In Mphigalale v Safety & Security Sectoral Bargaining Council & others (2012) 33 ILJ 1464 (LC), it was held:
“This court, in numerous previous decisions, has viewed dishonesty in a serious light and has come to the conclusion in most instances that it results in a breakdown of the trust relationship between the parties. I am accordingly satisfied that the decision of the commissioner that the dismissal of the applicant was fair, in spite of the existence of a previous inconsistent sanction imposed on two policemen previously for the same misconduct and mitigating factors, was reasonable. It follows, therefore, given the nature of the misconduct committed by the applicant, that the SAPS ‘cannot be expected to continue repeating a wrong decision in obeisance to a principle of consistency,’ even in spite of there being no evidence of notice by the employer to its employees that employees who were found guilty of corruption would henceforth face dismissal.”

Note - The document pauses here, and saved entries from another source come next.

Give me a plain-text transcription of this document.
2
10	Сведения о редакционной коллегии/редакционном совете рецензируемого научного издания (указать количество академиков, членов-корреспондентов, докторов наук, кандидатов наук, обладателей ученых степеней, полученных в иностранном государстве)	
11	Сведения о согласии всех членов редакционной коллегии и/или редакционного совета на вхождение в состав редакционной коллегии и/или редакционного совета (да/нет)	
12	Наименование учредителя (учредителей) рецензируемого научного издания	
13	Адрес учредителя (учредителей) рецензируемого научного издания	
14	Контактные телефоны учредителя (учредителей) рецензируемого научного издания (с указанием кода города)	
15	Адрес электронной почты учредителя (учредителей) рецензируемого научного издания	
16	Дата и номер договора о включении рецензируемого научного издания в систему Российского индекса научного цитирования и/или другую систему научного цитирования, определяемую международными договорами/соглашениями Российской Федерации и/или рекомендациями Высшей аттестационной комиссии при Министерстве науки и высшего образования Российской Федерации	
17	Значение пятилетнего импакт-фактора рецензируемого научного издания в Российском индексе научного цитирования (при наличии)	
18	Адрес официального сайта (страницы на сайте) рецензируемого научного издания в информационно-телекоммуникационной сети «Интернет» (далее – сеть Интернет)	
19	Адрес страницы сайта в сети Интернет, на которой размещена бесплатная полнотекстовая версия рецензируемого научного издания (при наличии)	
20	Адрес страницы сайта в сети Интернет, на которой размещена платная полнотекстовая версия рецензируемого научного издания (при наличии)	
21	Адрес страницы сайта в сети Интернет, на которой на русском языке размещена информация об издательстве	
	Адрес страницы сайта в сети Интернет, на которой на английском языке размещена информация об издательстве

In Conmed Health CC v Bargaining Council for the Chemical Industries and Others (2012) 33 ILJ 623 (LC) at paragraph 8, the Court held:
“As stated previously by this court the parity rule does not take away the right of the employer to impose different sanctions on employees who were involved in the same act of misconduct. The issue when faced with the complaint that the employer has applied discipline inconsistently is to consider the fairness of such inconsistent application of discipline. In other words, the differential sanctions do not automatically lead to the conclusion that the dismissal was unfair. The fairness of the dismissal has to be determined on the basis of whether the employer, in imposing differential sanctions, acted unfairly. In assessing the fairness of a dismissal in a case involving the imposition of differential sanctions, the commissioner has to consider whether there is an objective and fair reason for imposing different sanctions for misconduct arising from the same offence.”
Conclusion
In light of the above discussions, it is recommended that employers should adopt a consistent approach to employee discipline across the organisation. Employers must ensure that disciplinary penalties and sanctions are aligned with the previous sanctions meted out against employees, except in cases where strong, justifiable reasons warrant deviation. Finally, it is advisable that employers should appoint independent professional chairpersons to preside over internal disciplinary hearings. These appointed chairpersons must demonstrate the necessary skills, knowledge, and experience in conducting disciplinary hearings to uphold fairness and integrity in the process. By adhering to these recommendations, organisations can foster a culture of trust, transparency, and fairness, thereby enhancing overall workplace harmony and productivity.